Mentoring Women in Leadership
Benchmark Vice President
Benchmark Human Services (Benchmark) has a rich history of women in leadership roles. Health and Human Services, and particularly the Intellectual/Developmental Disability industry, has been female-dominated for decades and decades. Recently that has changed as pay has increased along with the growing recognition of the complexity of our work. Working for local organizations, both not-for-profit and for-profit, has become more appealing for women and men. I have mentored women and men throughout my career, but in honor of Women’s History Month, I want to emphasize the importance of mentoring women in our field.
Potential women leaders come in all colors, orientations, ages, shapes, and backgrounds. We just have to recognize their potential. It is our responsibility as leaders to see the potential in our staff, acknowledge their contributions, and brag about them to anyone who will listen. Great leaders don’t take the credit, rather they shine the light on their employees.

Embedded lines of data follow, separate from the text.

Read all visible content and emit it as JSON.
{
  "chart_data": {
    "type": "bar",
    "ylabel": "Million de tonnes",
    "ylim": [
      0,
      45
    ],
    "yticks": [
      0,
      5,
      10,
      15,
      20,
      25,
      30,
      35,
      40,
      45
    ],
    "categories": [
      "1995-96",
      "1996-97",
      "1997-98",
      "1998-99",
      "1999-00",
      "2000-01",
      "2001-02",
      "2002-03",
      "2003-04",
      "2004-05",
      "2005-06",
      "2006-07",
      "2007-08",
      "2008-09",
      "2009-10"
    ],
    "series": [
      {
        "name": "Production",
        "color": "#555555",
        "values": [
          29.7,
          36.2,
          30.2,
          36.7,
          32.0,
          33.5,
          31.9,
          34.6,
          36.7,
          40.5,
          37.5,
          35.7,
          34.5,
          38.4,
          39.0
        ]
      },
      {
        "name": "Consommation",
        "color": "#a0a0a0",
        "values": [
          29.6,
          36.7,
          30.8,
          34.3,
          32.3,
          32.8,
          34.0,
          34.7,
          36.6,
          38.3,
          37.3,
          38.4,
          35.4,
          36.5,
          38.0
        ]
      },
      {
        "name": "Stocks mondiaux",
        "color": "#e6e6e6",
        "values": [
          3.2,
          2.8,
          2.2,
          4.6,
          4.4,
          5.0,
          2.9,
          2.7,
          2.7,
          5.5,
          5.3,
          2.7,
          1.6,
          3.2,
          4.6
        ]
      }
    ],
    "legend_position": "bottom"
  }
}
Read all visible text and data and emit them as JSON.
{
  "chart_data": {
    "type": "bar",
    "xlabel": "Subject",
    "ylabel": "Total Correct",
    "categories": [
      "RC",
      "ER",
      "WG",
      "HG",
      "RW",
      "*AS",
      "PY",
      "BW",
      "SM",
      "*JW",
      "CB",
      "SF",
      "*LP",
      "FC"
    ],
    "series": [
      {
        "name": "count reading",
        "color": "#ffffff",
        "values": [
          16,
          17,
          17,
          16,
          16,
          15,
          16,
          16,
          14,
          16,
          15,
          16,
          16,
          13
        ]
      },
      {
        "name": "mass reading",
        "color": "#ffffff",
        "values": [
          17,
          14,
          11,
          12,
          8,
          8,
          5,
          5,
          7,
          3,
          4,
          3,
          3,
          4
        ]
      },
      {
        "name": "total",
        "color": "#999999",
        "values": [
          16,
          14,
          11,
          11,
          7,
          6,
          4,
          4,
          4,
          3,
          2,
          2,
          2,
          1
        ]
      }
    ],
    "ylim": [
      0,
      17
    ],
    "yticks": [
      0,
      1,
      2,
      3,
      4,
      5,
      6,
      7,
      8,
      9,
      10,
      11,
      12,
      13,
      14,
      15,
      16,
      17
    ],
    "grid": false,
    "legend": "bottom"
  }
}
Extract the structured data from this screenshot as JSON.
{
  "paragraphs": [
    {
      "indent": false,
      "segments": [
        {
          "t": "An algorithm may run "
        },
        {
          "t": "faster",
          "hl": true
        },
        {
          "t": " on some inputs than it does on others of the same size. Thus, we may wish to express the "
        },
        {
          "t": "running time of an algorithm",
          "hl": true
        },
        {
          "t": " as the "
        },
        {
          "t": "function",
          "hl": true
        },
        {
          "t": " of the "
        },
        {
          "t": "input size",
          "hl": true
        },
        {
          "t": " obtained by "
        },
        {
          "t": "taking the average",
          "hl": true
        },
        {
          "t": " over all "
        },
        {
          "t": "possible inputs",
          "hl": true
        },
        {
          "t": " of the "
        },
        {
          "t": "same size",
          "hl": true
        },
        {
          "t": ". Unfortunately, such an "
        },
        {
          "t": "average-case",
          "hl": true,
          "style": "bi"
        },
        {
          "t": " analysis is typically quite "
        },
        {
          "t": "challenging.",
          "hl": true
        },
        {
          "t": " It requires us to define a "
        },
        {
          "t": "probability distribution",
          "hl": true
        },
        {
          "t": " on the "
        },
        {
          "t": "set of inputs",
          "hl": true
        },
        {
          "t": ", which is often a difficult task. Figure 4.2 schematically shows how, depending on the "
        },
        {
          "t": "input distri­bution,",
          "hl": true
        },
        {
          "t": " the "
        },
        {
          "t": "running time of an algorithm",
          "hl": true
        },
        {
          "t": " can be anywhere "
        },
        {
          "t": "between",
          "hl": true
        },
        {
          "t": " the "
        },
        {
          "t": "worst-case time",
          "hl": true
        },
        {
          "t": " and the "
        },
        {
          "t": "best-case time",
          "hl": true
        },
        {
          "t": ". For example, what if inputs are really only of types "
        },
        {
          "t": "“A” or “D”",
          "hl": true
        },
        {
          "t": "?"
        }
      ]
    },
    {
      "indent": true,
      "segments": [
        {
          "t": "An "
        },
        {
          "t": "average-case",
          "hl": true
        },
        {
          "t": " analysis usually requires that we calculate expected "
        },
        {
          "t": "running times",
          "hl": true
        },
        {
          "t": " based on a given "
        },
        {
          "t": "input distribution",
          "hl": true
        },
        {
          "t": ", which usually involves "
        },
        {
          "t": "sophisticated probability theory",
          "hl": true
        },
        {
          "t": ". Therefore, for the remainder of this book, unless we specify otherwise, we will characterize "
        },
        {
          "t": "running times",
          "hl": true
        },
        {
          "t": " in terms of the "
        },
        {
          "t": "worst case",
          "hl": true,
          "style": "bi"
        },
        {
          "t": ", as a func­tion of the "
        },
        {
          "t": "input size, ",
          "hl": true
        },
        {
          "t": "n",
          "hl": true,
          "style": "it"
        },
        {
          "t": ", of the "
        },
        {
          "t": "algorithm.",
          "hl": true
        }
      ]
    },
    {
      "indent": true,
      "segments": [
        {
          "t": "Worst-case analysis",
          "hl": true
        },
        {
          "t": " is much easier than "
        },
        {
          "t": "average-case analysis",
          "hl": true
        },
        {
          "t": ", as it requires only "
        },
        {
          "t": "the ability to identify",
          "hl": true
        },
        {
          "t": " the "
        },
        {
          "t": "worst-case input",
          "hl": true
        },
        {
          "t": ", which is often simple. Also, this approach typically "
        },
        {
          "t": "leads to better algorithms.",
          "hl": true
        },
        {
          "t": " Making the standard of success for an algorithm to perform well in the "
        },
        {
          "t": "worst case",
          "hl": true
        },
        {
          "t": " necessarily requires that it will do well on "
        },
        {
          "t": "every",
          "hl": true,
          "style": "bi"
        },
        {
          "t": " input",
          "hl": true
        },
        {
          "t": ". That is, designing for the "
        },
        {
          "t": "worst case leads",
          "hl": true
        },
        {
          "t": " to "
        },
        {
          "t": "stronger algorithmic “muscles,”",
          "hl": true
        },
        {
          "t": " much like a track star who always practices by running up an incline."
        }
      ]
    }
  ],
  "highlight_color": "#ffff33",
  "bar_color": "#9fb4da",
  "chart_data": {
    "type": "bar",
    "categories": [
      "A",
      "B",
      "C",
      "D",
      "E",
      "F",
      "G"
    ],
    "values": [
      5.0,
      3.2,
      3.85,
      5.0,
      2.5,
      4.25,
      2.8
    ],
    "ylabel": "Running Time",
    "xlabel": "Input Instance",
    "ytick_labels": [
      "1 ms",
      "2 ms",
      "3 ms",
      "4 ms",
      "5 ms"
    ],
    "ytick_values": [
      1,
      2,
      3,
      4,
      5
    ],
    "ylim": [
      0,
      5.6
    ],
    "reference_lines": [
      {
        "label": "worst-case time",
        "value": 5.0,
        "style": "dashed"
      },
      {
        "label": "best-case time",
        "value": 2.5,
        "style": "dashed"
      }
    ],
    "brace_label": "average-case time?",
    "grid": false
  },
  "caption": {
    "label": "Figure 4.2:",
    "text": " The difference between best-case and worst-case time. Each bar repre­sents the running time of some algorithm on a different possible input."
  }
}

Great leaders develop their staff instead of simply directing them. When I started my career at Benchmark I was mentored by a boss who was a strong female leader. Throughout my time under her supervision, she shaped and increased my responsibilities so I was constantly learning and growing. I remember attending a week-long training on, “Living the 7 Habits of Highly Effective People,” and an intense Continuous Quality Improvement training over one year. These particular trainings helped shape the type of leader I became, and Benchmark provides learning experiences to help us grow as workers and leaders.
Three qualities that stand out to me in potential female leaders are competency, care, and enthusiasm, though there are many in addition. The great women leaders I have encountered bring the best of themselves to their job and always focus on the mission of providing top-notch service to the individuals in our care. Potential leaders do their best whether someone is watching or not. When a situation needs to be fixed they don’t make excuses, they offer suggestions for improvement and then put a plan into action. They share stories about the individuals we serve and highlight all the good things their staff are doing. When they make a mistake, they own it and learn from the experience. Women leaders don’t need a certain title to be a leader. All levels of our work require leaders, and the ones who step up are often seen and respected as such.
Great women leaders may have intrinsic qualities that enable them to take on the responsibility, but it is the responsibility of the current leaders to lift them up. We must provide the structure and opportunities for growth by offering leadership training, special projects, mentoring, feedback, and a path for their future. We must also acknowledge women often have primary responsibilities outside of work, such as caring for their children or aging parents, and that requires flexibility on our part. If we don’t see the whole person we miss an opportunity to support someone who may be an incredible asset to your team.
Women, if you see yourself as a potential leader and don’t feel you are being recognized as such, speak up. Tell your supervisor that you have the soul and fire of a leader. Sit down with them and come up with a mutual plan to guide your future development. Benchmark is an organization that continues to grow and thrive, and the possibilities for training, growth, and career advancement are endless. You just have to speak up and put in the effort to be extraordinary!